In this talk, I will present the robot detection module of a machine learning-driven user behavior analytic tool. New methodologies were developed to distinguish between scripted accounts and human users, based on their activities. I will demonstrate a couple of statistical methods, like hypothesis tests from the SciPy library that we use to capture different aspects of robotic operation.
The robot detection module that I will present is a part of the machine learning-driven, real-time user behavior analytic (UBA) tool of Balabit, called Blindspotter. Its main purpose is to detect internal and external attackers in an IT environment. Blindspotter gathers contextual information about the activities of users, and notifies the security analyst when an unusual event is found. We use the Python language both for the proof of concept experimentation of data scientists and for production as well.

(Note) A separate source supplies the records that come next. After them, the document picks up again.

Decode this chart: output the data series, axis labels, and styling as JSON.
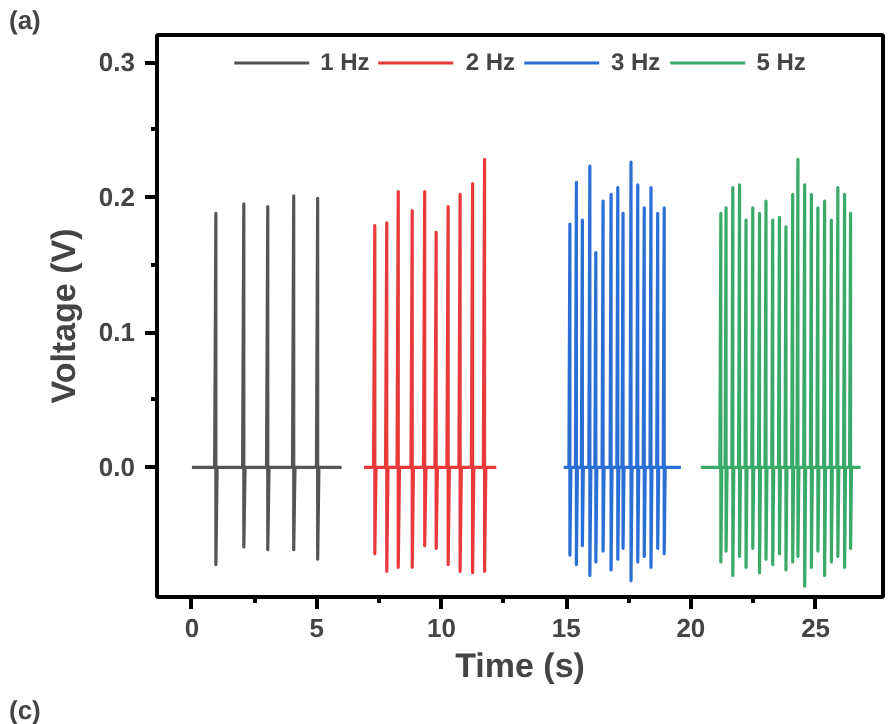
{
  "chart_data": {
    "type": "line",
    "xlabel": "Time (s)",
    "ylabel": "Voltage (V)",
    "annotations": [
      "(a)",
      "(c)"
    ],
    "xlim": [
      -1.4,
      27.7
    ],
    "xticks": [
      0,
      5,
      10,
      15,
      20,
      25
    ],
    "ylim": [
      -0.096,
      0.32
    ],
    "yticks": [
      {
        "value": 0,
        "label": "0.0"
      },
      {
        "value": 0.1,
        "label": "0.1"
      },
      {
        "value": 0.2,
        "label": "0.2"
      },
      {
        "value": 0.3,
        "label": "0.3"
      }
    ],
    "grid": false,
    "legend": "top",
    "marker": "none",
    "line_style": "solid",
    "series": [
      {
        "name": "1 Hz",
        "color": "#555555",
        "x": [
          0,
          0.91,
          0.96,
          0.96,
          1.01,
          2.03,
          2.08,
          2.08,
          2.13,
          2.99,
          3.04,
          3.04,
          3.09,
          4.03,
          4.08,
          4.08,
          4.13,
          4.99,
          5.04,
          5.04,
          5.09,
          6.0
        ],
        "values": [
          0,
          0,
          0.188,
          -0.072,
          0,
          0,
          0.195,
          -0.059,
          0,
          0,
          0.193,
          -0.061,
          0,
          0,
          0.201,
          -0.061,
          0,
          0,
          0.199,
          -0.068,
          0,
          0
        ]
      },
      {
        "name": "2 Hz",
        "color": "#e8393b",
        "x": [
          6.9,
          7.28,
          7.33,
          7.33,
          7.38,
          7.76,
          7.81,
          7.81,
          7.86,
          8.22,
          8.27,
          8.27,
          8.32,
          8.78,
          8.83,
          8.83,
          8.88,
          9.28,
          9.33,
          9.33,
          9.38,
          9.74,
          9.79,
          9.79,
          9.84,
          10.22,
          10.27,
          10.27,
          10.32,
          10.7,
          10.75,
          10.75,
          10.8,
          11.2,
          11.25,
          11.25,
          11.3,
          11.68,
          11.73,
          11.73,
          11.78,
          12.2
        ],
        "values": [
          0,
          0,
          0.179,
          -0.064,
          0,
          0,
          0.181,
          -0.077,
          0,
          0,
          0.204,
          -0.074,
          0,
          0,
          0.19,
          -0.074,
          0,
          0,
          0.204,
          -0.058,
          0,
          0,
          0.174,
          -0.06,
          0,
          0,
          0.193,
          -0.072,
          0,
          0,
          0.202,
          -0.077,
          0,
          0,
          0.21,
          -0.078,
          0,
          0,
          0.228,
          -0.077,
          0,
          0
        ]
      },
      {
        "name": "3 Hz",
        "color": "#2a6fd6",
        "x": [
          14.9,
          15.11,
          15.15,
          15.15,
          15.19,
          15.37,
          15.41,
          15.41,
          15.45,
          15.61,
          15.65,
          15.65,
          15.69,
          15.91,
          15.95,
          15.95,
          15.99,
          16.15,
          16.19,
          16.19,
          16.23,
          16.44,
          16.48,
          16.48,
          16.52,
          16.76,
          16.8,
          16.8,
          16.84,
          17.03,
          17.07,
          17.07,
          17.11,
          17.24,
          17.28,
          17.28,
          17.32,
          17.56,
          17.6,
          17.6,
          17.64,
          17.83,
          17.87,
          17.87,
          17.91,
          18.09,
          18.13,
          18.13,
          18.17,
          18.36,
          18.4,
          18.4,
          18.44,
          18.63,
          18.67,
          18.67,
          18.71,
          18.89,
          18.93,
          18.93,
          18.97,
          19.6
        ],
        "values": [
          0,
          0,
          0.18,
          -0.065,
          0,
          0,
          0.211,
          -0.072,
          0,
          0,
          0.183,
          -0.058,
          0,
          0,
          0.223,
          -0.08,
          0,
          0,
          0.159,
          -0.07,
          0,
          0,
          0.197,
          -0.062,
          0,
          0,
          0.202,
          -0.076,
          0,
          0,
          0.207,
          -0.068,
          0,
          0,
          0.188,
          -0.06,
          0,
          0,
          0.226,
          -0.084,
          0,
          0,
          0.209,
          -0.07,
          0,
          0,
          0.192,
          -0.066,
          0,
          0,
          0.207,
          -0.074,
          0,
          0,
          0.188,
          -0.06,
          0,
          0,
          0.192,
          -0.064,
          0,
          0
        ]
      },
      {
        "name": "5 Hz",
        "color": "#3aaa6a",
        "x": [
          20.4,
          21.16,
          21.2,
          21.2,
          21.24,
          21.37,
          21.41,
          21.41,
          21.45,
          21.64,
          21.68,
          21.68,
          21.72,
          21.91,
          21.95,
          21.95,
          21.99,
          22.17,
          22.21,
          22.21,
          22.25,
          22.44,
          22.48,
          22.48,
          22.52,
          22.71,
          22.75,
          22.75,
          22.79,
          22.97,
          23.01,
          23.01,
          23.05,
          23.24,
          23.28,
          23.28,
          23.32,
          23.51,
          23.55,
          23.55,
          23.59,
          23.77,
          23.81,
          23.81,
          23.85,
          24.04,
          24.08,
          24.08,
          24.12,
          24.25,
          24.29,
          24.29,
          24.33,
          24.52,
          24.56,
          24.56,
          24.6,
          24.79,
          24.83,
          24.83,
          24.87,
          25.05,
          25.09,
          25.09,
          25.13,
          25.32,
          25.36,
          25.36,
          25.4,
          25.59,
          25.63,
          25.63,
          25.67,
          25.85,
          25.89,
          25.89,
          25.93,
          26.12,
          26.16,
          26.16,
          26.2,
          26.36,
          26.4,
          26.4,
          26.44,
          26.8
        ],
        "values": [
          0,
          0,
          0.188,
          -0.07,
          0,
          0,
          0.192,
          -0.062,
          0,
          0,
          0.207,
          -0.08,
          0,
          0,
          0.209,
          -0.066,
          0,
          0,
          0.183,
          -0.074,
          0,
          0,
          0.192,
          -0.06,
          0,
          0,
          0.188,
          -0.078,
          0,
          0,
          0.197,
          -0.068,
          0,
          0,
          0.183,
          -0.072,
          0,
          0,
          0.185,
          -0.064,
          0,
          0,
          0.178,
          -0.076,
          0,
          0,
          0.202,
          -0.07,
          0,
          0,
          0.228,
          -0.066,
          0,
          0,
          0.209,
          -0.088,
          0,
          0,
          0.202,
          -0.074,
          0,
          0,
          0.192,
          -0.062,
          0,
          0,
          0.197,
          -0.08,
          0,
          0,
          0.183,
          -0.07,
          0,
          0,
          0.207,
          -0.066,
          0,
          0,
          0.202,
          -0.074,
          0,
          0,
          0.188,
          -0.06,
          0,
          0
        ]
      }
    ]
  }
}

Humans and robots have different behavior patterns, for instance robots can be active for very long time periods, or they can have extremely high or very low diversity in some features. This implicates that in many aspects humans and robots need different monitoring techniques. Therefore, we should be able to identify the usage type of the account and handle humans and scripts separately in the UBA tool.
Furthermore, it is also critical to know for security reasons when a human user's account becomes a scripted account or when a scheduled robot suddenly starts to behave like it was used by a human.
For example, an impostor coming from outside might attack a more easily crackable scripted account and start some manual activities there to look around in the system. Or a malicious insider could start running scripts to collect sensitive data. With the robot detection algorithm we can notice the sudden change in the usage patterns of the accounts.
In the presentation I will introduce the methodologies that we developed to detect scripted accounts (robots) in IT systems, based on their activities. Different aspects of robotic behavior has been investigated, for example rare scheduled activities surrounded by normal behavior or periodic patterns with some noise in it. I will illustrate the cases with examples found in real data.